A district judge has ruled that a Texas school district cannot prevent cheerleaders from using banners containing Biblical verses.
State District Judge Steven Thomas ruled Thursday that the Kountze Independent School District’s decision to prohibit the use of the banners during football games appeared to violate the students’ First Amendment rights. The cheerleaders will be allowed to display the banners pending the outcome of a lawsuit against the school district.
The case is set for trial on June 24, 2013.
The school district prohibited the banners after being contacted by the Freedom From Religion Foundation on behalf of a local resident.

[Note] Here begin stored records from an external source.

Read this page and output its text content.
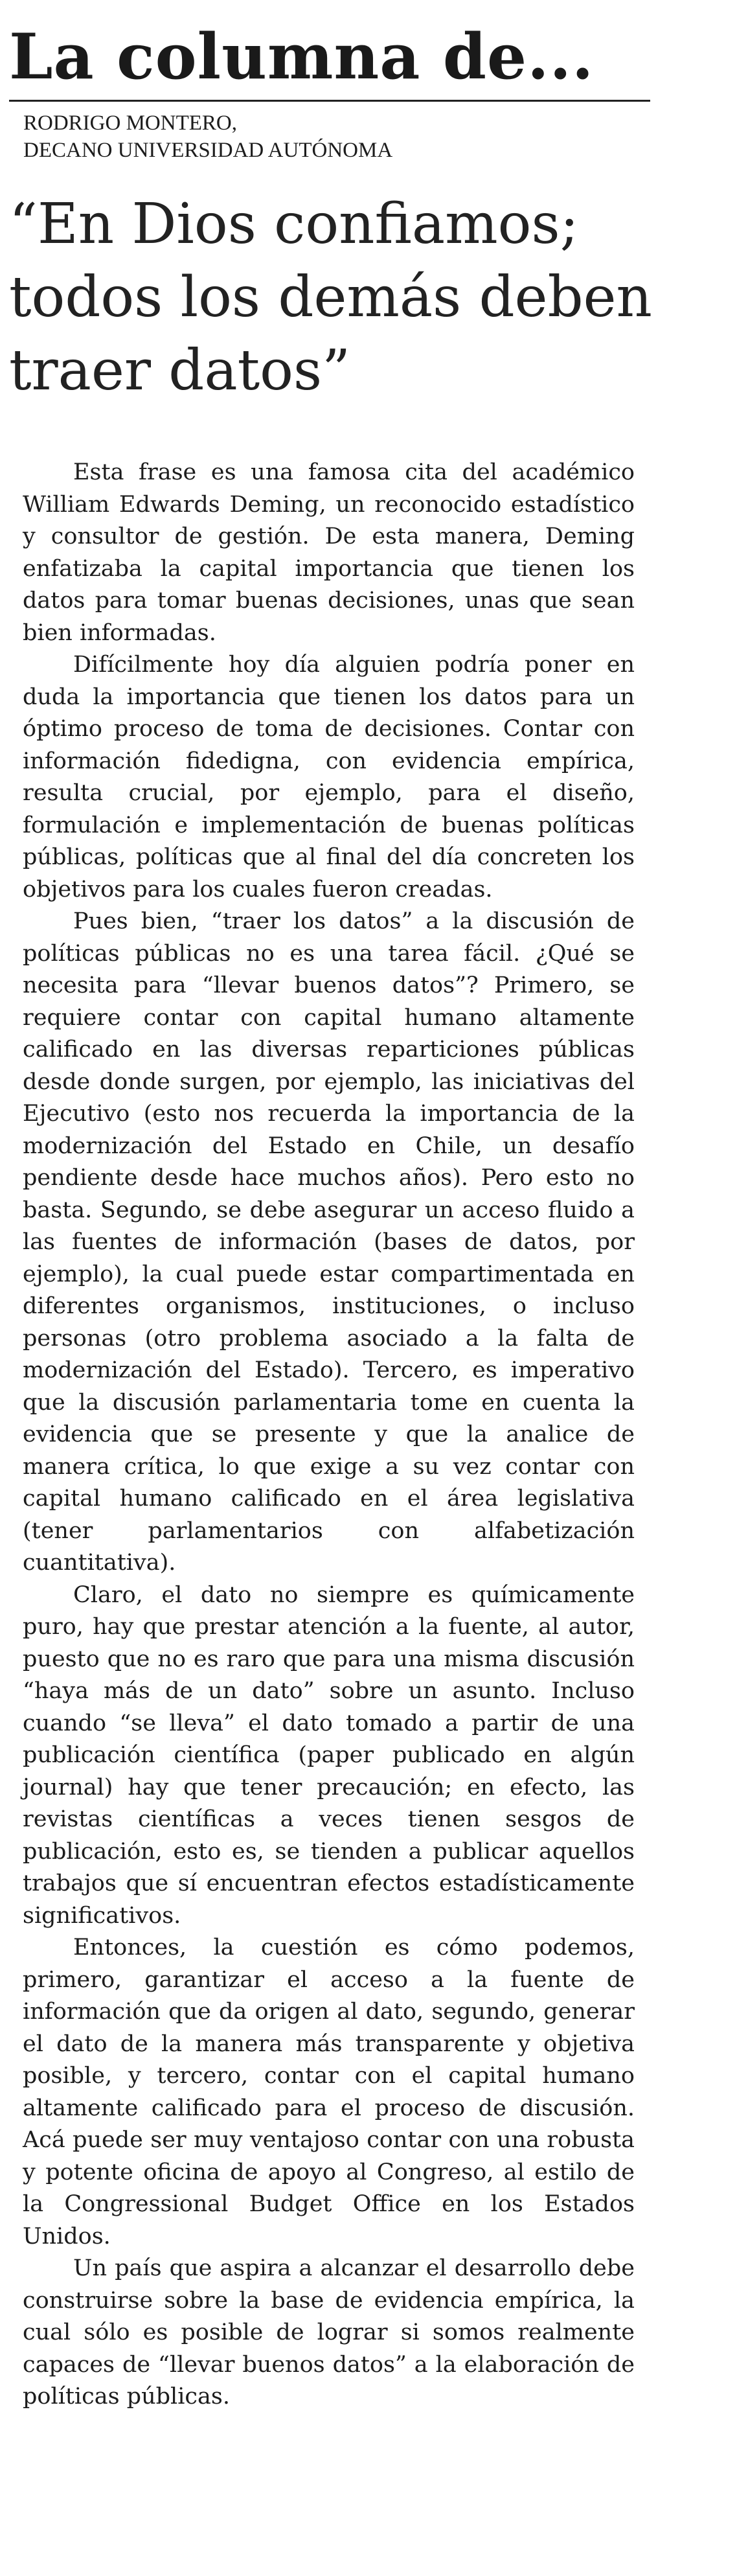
La columna de...
RODRIGO MONTERO,
DECANO UNIVERSIDAD AUTÓNOMA
“En Dios confiamos; todos los demás deben traer datos”

Esta frase es una famosa cita del académico William Edwards Deming, un reconocido estadístico y consultor de gestión. De esta manera, Deming enfatizaba la capital importancia que tienen los datos para tomar buenas decisiones, unas que sean bien informadas.

Difícilmente hoy día alguien podría poner en duda la importancia que tienen los datos para un óptimo proceso de toma de decisiones. Contar con información fidedigna, con evidencia empírica, resulta crucial, por ejemplo, para el diseño, formulación e implementación de buenas políticas públicas, políticas que al final del día concreten los objetivos para los cuales fueron creadas.

Pues bien, “traer los datos” a la discusión de políticas públicas no es una tarea fácil. ¿Qué se necesita para “llevar buenos datos”? Primero, se requiere contar con capital humano altamente calificado en las diversas reparticiones públicas desde donde surgen, por ejemplo, las iniciativas del Ejecutivo (esto nos recuerda la importancia de la modernización del Estado en Chile, un desafío pendiente desde hace muchos años). Pero esto no basta. Segundo, se debe asegurar un acceso fluido a las fuentes de información (bases de datos, por ejemplo), la cual puede estar compartimentada en diferentes organismos, instituciones, o incluso personas (otro problema asociado a la falta de modernización del Estado). Tercero, es imperativo que la discusión parlamentaria tome en cuenta la evidencia que se presente y que la analice de manera crítica, lo que exige a su vez contar con capital humano calificado en el área legislativa (tener parlamentarios con alfabetización cuantitativa).

Claro, el dato no siempre es químicamente puro, hay que prestar atención a la fuente, al autor, puesto que no es raro que para una misma discusión “haya más de un dato” sobre un asunto. Incluso cuando “se lleva” el dato tomado a partir de una publicación científica (paper publicado en algún journal) hay que tener precaución; en efecto, las revistas científicas a veces tienen sesgos de publicación, esto es, se tienden a publicar aquellos trabajos que sí encuentran efectos estadísticamente significativos.

Entonces, la cuestión es cómo podemos, primero, garantizar el acceso a la fuente de información que da origen al dato, segundo, generar el dato de la manera más transparente y objetiva posible, y tercero, contar con el capital humano altamente calificado para el proceso de discusión. Acá puede ser muy ventajoso contar con una robusta y potente oficina de apoyo al Congreso, al estilo de la Congressional Budget Office en los Estados Unidos.

Un país que aspira a alcanzar el desarrollo debe construirse sobre la base de evidencia empírica, la cual sólo es posible de lograr si somos realmente capaces de “llevar buenos datos” a la elaboración de políticas públicas.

The cheerleaders had been painting Bible verses on giant paper banners, which the football players ran through at the beginning of the game.
The Freedom from Religion Foundation told the school that the banners constituted an “unconstitutional government endorsement of religion,” noting that a reasonable Kountze student would see the banners as being supported by the school.

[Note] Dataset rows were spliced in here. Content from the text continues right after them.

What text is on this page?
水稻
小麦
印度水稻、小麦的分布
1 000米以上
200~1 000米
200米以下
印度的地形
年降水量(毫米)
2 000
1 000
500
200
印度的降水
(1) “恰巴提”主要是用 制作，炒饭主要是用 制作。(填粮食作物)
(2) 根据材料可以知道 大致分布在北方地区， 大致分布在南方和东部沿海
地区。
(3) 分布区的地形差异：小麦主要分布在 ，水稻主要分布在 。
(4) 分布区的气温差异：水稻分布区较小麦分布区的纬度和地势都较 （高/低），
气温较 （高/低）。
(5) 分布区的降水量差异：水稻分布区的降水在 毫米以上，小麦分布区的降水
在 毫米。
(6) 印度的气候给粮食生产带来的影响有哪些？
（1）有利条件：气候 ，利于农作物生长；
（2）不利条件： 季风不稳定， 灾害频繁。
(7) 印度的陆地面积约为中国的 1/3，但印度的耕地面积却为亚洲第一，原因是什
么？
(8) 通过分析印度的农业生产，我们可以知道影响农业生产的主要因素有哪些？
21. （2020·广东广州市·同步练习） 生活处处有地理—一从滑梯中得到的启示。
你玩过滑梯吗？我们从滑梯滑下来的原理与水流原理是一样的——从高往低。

Liberty Institute filed a lawsuit against the school on behalf of the cheerleaders. On Wednesday, Texas Attorney General Greg Abbott’s intervened in court on behalf of the cheerleaders as well.

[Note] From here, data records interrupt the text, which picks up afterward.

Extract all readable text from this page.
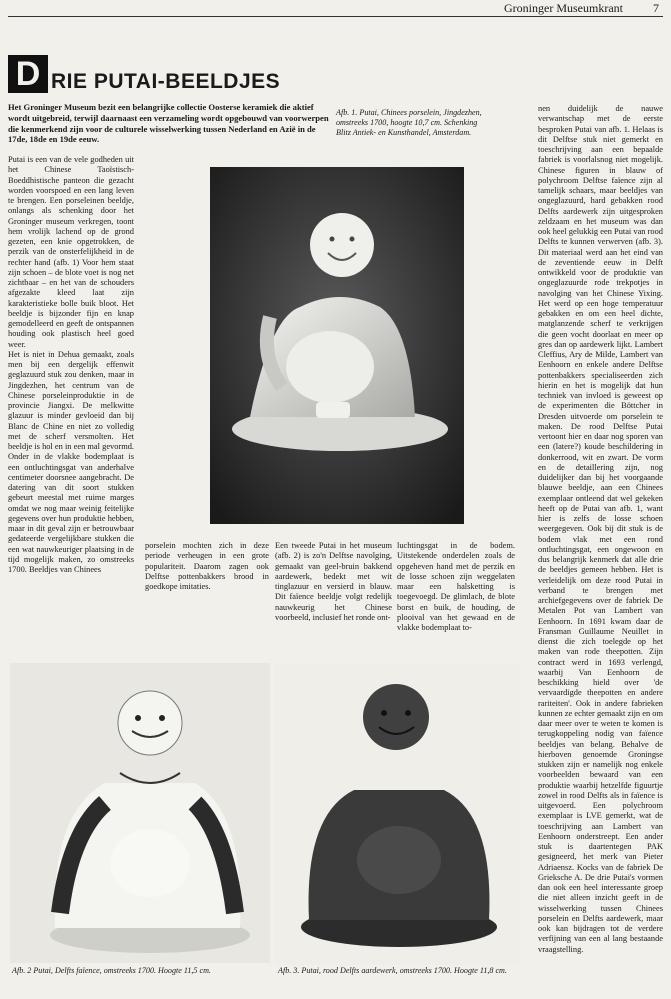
Groninger Museumkrant	7
D RIE PUTAI-BEELDJES
Het Groninger Museum bezit een belangrijke collectie Oosterse keramiek die aktief wordt uitgebreid, terwijl daarnaast een verzameling wordt opgebouwd van voorwerpen die kenmerkend zijn voor de culturele wisselwerking tussen Nederland en Azië in de 17de, 18de en 19de eeuw.
Afb. 1. Putai, Chinees porselein, Jingdezhen, omstreeks 1700, hoogte 10,7 cm. Schenking Blitz Antiek- en Kunsthandel, Amsterdam.

Putai is een van de vele godheden uit het Chinese Taoïstisch-Boeddhistische panteon die gezacht worden voorspoed en een lang leven te brengen. Een porseleinen beeldje, onlangs als schenking door het Groninger museum verkregen, toont hem vrolijk lachend op de grond gezeten, een knie opgetrokken, de perzik van de onsterfelijkheid in de rechter hand (afb. 1) Voor hem staat zijn schoen – de blote voet is nog net zichtbaar – en het van de schouders afgezakte kleed laat zijn karakteristieke bolle buik bloot. Het beeldje is bijzonder fijn en knap gemodelleerd en geeft de ontspannen houding ook plastisch heel goed weer.

Het is niet in Dehua gemaakt, zoals men bij een dergelijk effenwit geglazuurd stuk zou denken, maar in Jingdezhen, het centrum van de Chinese porseleinproduktie in de provincie Jiangxi. De melkwitte glazuur is minder gevloeid dan bij Blanc de Chine en niet zo volledig met de scherf versmolten. Het beeldje is hol en in een mal gevormd. Onder in de vlakke bodemplaat is een ontluchtingsgat van anderhalve centimeter doorsnee aangebracht. De datering van dit soort stukken gebeurt meestal met ruime marges omdat we nog maar weinig feitelijke gegevens over hun produktie hebben, maar in dit geval zijn er betrouwbaar gedateerde vergelijkbare stukken die een wat nauwkeuriger plaatsing in de tijd mogelijk maken, zo omstreeks 1700. Beeldjes van Chinees

porselein mochten zich in deze periode verheugen in een grote populariteit. Daarom zagen ook Delftse pottenbakkers brood in goedkope imitaties.
Een tweede Putai in het museum (afb. 2) is zo'n Delftse navolging, gemaakt van geel-bruin bakkend aardewerk, bedekt met wit tinglazuur en versierd in blauw. Dit faïence beeldje volgt redelijk nauwkeurig het Chinese voorbeeld, inclusief het ronde ont-
luchtingsgat in de bodem. Uitstekende onderdelen zoals de opgeheven hand met de perzik en de losse schoen zijn weggelaten maar een halsketting is toegevoegd. De glimlach, de blote borst en buik, de houding, de plooival van het gewaad en de vlakke bodemplaat to-
nen duidelijk de nauwe verwantschap met de eerste besproken Putai van afb. 1. Helaas is dit Delftse stuk niet gemerkt en toeschrijving aan een bepaalde fabriek is voorlalsnog niet mogelijk. Chinese figuren in blauw of polychroom Delftse faïence zijn al tamelijk schaars, maar beeldjes van ongeglazuurd, hard gebakken rood Delfts aardewerk zijn uitgesproken zeldzaam en het museum was dan ook heel gelukkig een Putai van rood Delfts te kunnen verwerven (afb. 3). Dit materiaal werd aan het eind van de zeventiende eeuw in Delft ontwikkeld voor de produktie van ongeglazuurde rode trekpotjes in navolging van het Chinese Yixing. Het werd op een hoge temperatuur gebakken en om een heel dichte, matglanzende scherf te verkrijgen die geen vocht doorlaat en meer op gres dan op aardewerk lijkt. Lambert Cleffius, Ary de Milde, Lambert van Eenhoorn en enkele andere Delftse pottenbakkers specialiseerden zich hierin en het is mogelijk dat hun techniek van invloed is geweest op de experimenten die Böttcher in Dresden uitvoerde om porselein te maken. De rood Delftse Putai vertoont hier en daar nog sporen van een (latere?) koude beschildering in donkerrood, wit en zwart. De vorm en de detaillering zijn, nog duidelijker dan bij het voorgaande blauwe beeldje, aan een Chinees exemplaar ontleend dat wel gekeken heeft op de Putai van afb. 1, want hier is zelfs de losse schoen weergegeven. Ook bij dit stuk is de bodem vlak met een rond ontluchtingsgat, een ongewoon en dus belangrijk kenmerk dat alle drie de beeldjes gemeen hebben. Het is verleidelijk om deze rood Putai in verband te brengen met archiefgegevens over de fabriek De Metalen Pot van Lambert van Eenhoorn. In 1691 kwam daar de Fransman Guillaume Neuillet in dienst die zich toelegde op het maken van rode theepotten. Zijn contract werd in 1693 verlengd, waarbij Van Eenhoorn de beschikking hield over 'de vervaardigde theepotten en andere rariteiten'. Ook in andere fabrieken kunnen ze echter gemaakt zijn en om daar meer over te weten te komen is terugkoppeling nodig van faïence beeldjes van belang. Behalve de hierboven genoemde Groningse stukken zijn er namelijk nog enkele voorbeelden bewaard van een produktie waarbij hetzelfde figuurtje zowel in rood Delfts als in faïence is uitgevoerd. Een polychroom exemplaar is LVE gemerkt, wat de toeschrijving aan Lambert van Eenhoorn onderstreept. Een ander stuk is daartentegen PAK gesigneerd, het merk van Pieter Adriaensz. Kocks van de fabriek De Grieksche A. De drie Putai's vormen dan ook een heel interessante groep die niet alleen inzicht geeft in de wisselwerking tussen Chinees porselein en Delfts aardewerk, maar ook kan bijdragen tot de verdere verfijning van een al lang bestaande vraagstelling.
Afb. 2 Putai, Delfts faïence, omstreeks 1700. Hoogte 11,5 cm.	Afb. 3. Putai, rood Delfts aardewerk, omstreeks 1700. Hoogte 11,8 cm.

“Those banners, which the cheerleaders independently produce on their own time with privately funded supplies, are perfectly constitutional,” Abbott said. “The State of Texas intervened in this case to defend the cheerleaders’ right to exercise their personal religious beliefs — and to defend the constitutionality of a state law that protects religious liberties for all Texans.”
The Freedom From Religion Foundation, which is not a party in the lawsuit, is now seeking students or parents with children in the school district who wish to file a separate federal lawsuit over the religious banners.
“Since the state’s top law enforcer, Attorney General Greg Abbott, and its highest executive officer, Gov. Rick Perry, have openly expressed contempt for atheists and the Establishment Clause, this leads to a climate of intolerance. It takes courage to face down the full apparatus of state government, but we need those brave few to contact FFRF,” said Dan Barker, the group’s co-president.